Les Archives des Vosges ont lancé un projet #mémoiredeconfinement. L’idée, collecter des traces de nos quotidiens confinés à usages des futurs historiens.

Des dessins d’enfants, des photos, des posts Facebook, des captures d’écrans Instagram, des poèmes, des journaux intimes, des lettres, des mails, des enregistrements sonores, des blogs. Tout ce qui traduit des moments de vie durant l’épidémie. Le titre du projet porte un « hashtag », mais ne se résume pas aux réseaux sociaux. Les documents de toutes natures sont les bienvenus au centre d’Epinal dans les Vosges. En revanche, le « hashtag » traduit combien le numérique simplifie et amplifie la collecte d’archives. Combien, aussi, il fait naître des pièces nouvelles qui s’ajoutent à la construction de la mémoire.

Car la mémoire EST une construction.
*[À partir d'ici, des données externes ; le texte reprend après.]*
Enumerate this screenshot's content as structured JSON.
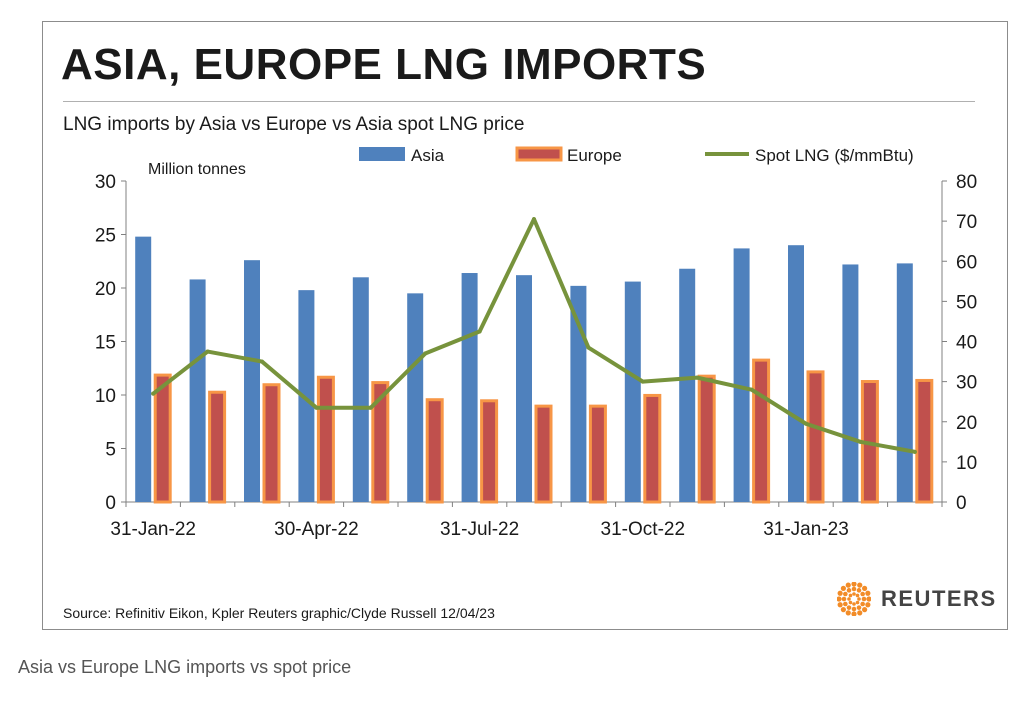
{
  "title": "ASIA, EUROPE LNG IMPORTS",
  "subtitle": "LNG imports by Asia vs Europe vs Asia spot LNG price",
  "source_note": "Source: Refinitiv Eikon, Kpler    Reuters graphic/Clyde Russell 12/04/23",
  "brand": "REUTERS",
  "caption": "Asia vs Europe LNG imports vs spot price",
  "colors": {
    "asia": "#4f81bd",
    "europe_fill": "#c0504d",
    "europe_border": "#f79646",
    "spot": "#77933c"
  },
  "chart_data": {
    "type": "bar",
    "combo": "bar+line",
    "x_tick_labels": [
      "31-Jan-22",
      "30-Apr-22",
      "31-Jul-22",
      "31-Oct-22",
      "31-Jan-23"
    ],
    "x": [
      "2022-01-31",
      "2022-02-28",
      "2022-03-31",
      "2022-04-30",
      "2022-05-31",
      "2022-06-30",
      "2022-07-31",
      "2022-08-31",
      "2022-09-30",
      "2022-10-31",
      "2022-11-30",
      "2022-12-31",
      "2023-01-31",
      "2023-02-28",
      "2023-03-31"
    ],
    "ylabel_left": "Million tonnes",
    "ylim_left": [
      0,
      30
    ],
    "yticks_left": [
      "0",
      "5",
      "10",
      "15",
      "20",
      "25",
      "30"
    ],
    "ylim_right": [
      0,
      80
    ],
    "yticks_right": [
      "0",
      "10",
      "20",
      "30",
      "40",
      "50",
      "60",
      "70",
      "80"
    ],
    "legend": "top",
    "series": [
      {
        "name": "Asia",
        "type": "bar",
        "axis": "left",
        "values": [
          24.8,
          20.8,
          22.6,
          19.8,
          21.0,
          19.5,
          21.4,
          21.2,
          20.2,
          20.6,
          21.8,
          23.7,
          24.0,
          22.2,
          22.3
        ]
      },
      {
        "name": "Europe",
        "type": "bar",
        "axis": "left",
        "values": [
          12.0,
          10.4,
          11.1,
          11.8,
          11.3,
          9.7,
          9.6,
          9.1,
          9.1,
          10.1,
          11.9,
          13.4,
          12.3,
          11.4,
          11.5
        ]
      },
      {
        "name": "Spot LNG ($/mmBtu)",
        "type": "line",
        "axis": "right",
        "values": [
          27,
          37.5,
          35,
          23.5,
          23.5,
          37,
          42.5,
          70.5,
          38.5,
          30,
          31,
          28,
          19.5,
          15,
          12.5
        ]
      }
    ]
  }
}
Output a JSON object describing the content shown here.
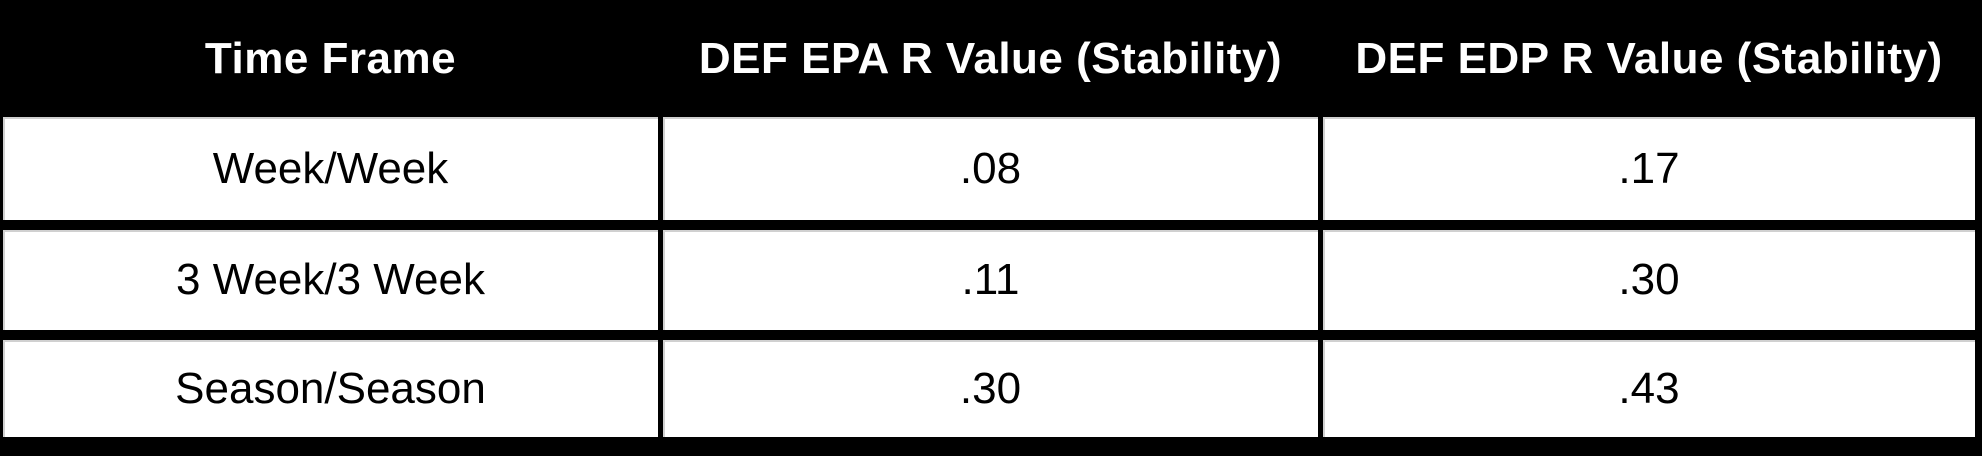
{
  "chart_data": {
    "type": "table",
    "columns": [
      "Time Frame",
      "DEF EPA R Value (Stability)",
      "DEF EDP R Value (Stability)"
    ],
    "rows": [
      [
        "Week/Week",
        ".08",
        ".17"
      ],
      [
        "3 Week/3 Week",
        ".11",
        ".30"
      ],
      [
        "Season/Season",
        ".30",
        ".43"
      ]
    ]
  },
  "colors": {
    "background": "#000000",
    "header_background": "#000000",
    "header_text": "#FFFFFF",
    "cell_background": "#FFFFFF",
    "cell_text": "#000000",
    "grid_border": "#000000",
    "inner_seam": "#969696"
  }
}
Elle n’est jamais neutre. Récemment, des chercheurs de toute l’Europe signaient dans Libération la tribune de deux historiennes de l’université de Genève, appelant les pouvoirs publics conserver des archives sur le Covid-19. Mais attention, pas seulement des données sanitaires et des carnets de bords ministériels, également tout ce qui aura constitué les journées d’une population habituellement invisibilisée. Soignants, caissières, livreurs ou familles lambda subissant le confinement. Ce texte est un manifeste pour une histoire sociale, pour « la mémoire ordinaire d’une période extraordinaire » qu’il ne faudra pas reconstituer plus tard uniquement à travers le point de vue des dominants.   

Qu’on se le dise, le choix de ce qu’on archive influe directement sur la représentation d’une époque. Pour cela, les Archives de votre ville, de votre département ou de votre région ont besoin de vous. 

Car à l’instar des Vosges, les collectes fourmillent dans toutes la France. Le portail national des Archives recense les différentes initiatives et vous renvoie vers les sites des centres locaux qui indiquent la marche à suivre. L’Aube, l’Yonne, la Creuse, le Gard, les villes de Nantes, Antibes, Aubervilliers, Dijon… ou encore le #SaintéMémoireDeConfiné, Sainté pour Saint-Etienne ! Le Val de Marne s’adresse à ses habitants : « Participez à l’écriture de notre histoire. Partagez votre quotidien avec nous, il deviendra la mémoire de demain ! ». Le centre des Vosges promet de tout « conserver pour l’éternité ». 

Au niveau national, les Archives du monde du travail, installées à Roubaix, interpellent patrons, services des ressources humaines, syndicats, mais aussi simples actifs pour documenter le séisme vécu à toutes les échelles et dans tous les métiers. Partout, on recueille, on amasse, on trie. L’épidémie constitue ce que l’anthropologue Marcel Mauss appelait un « fait social total ». Les leçons qu’on va en tirer dépendront beaucoup de ce qu’on va en raconter.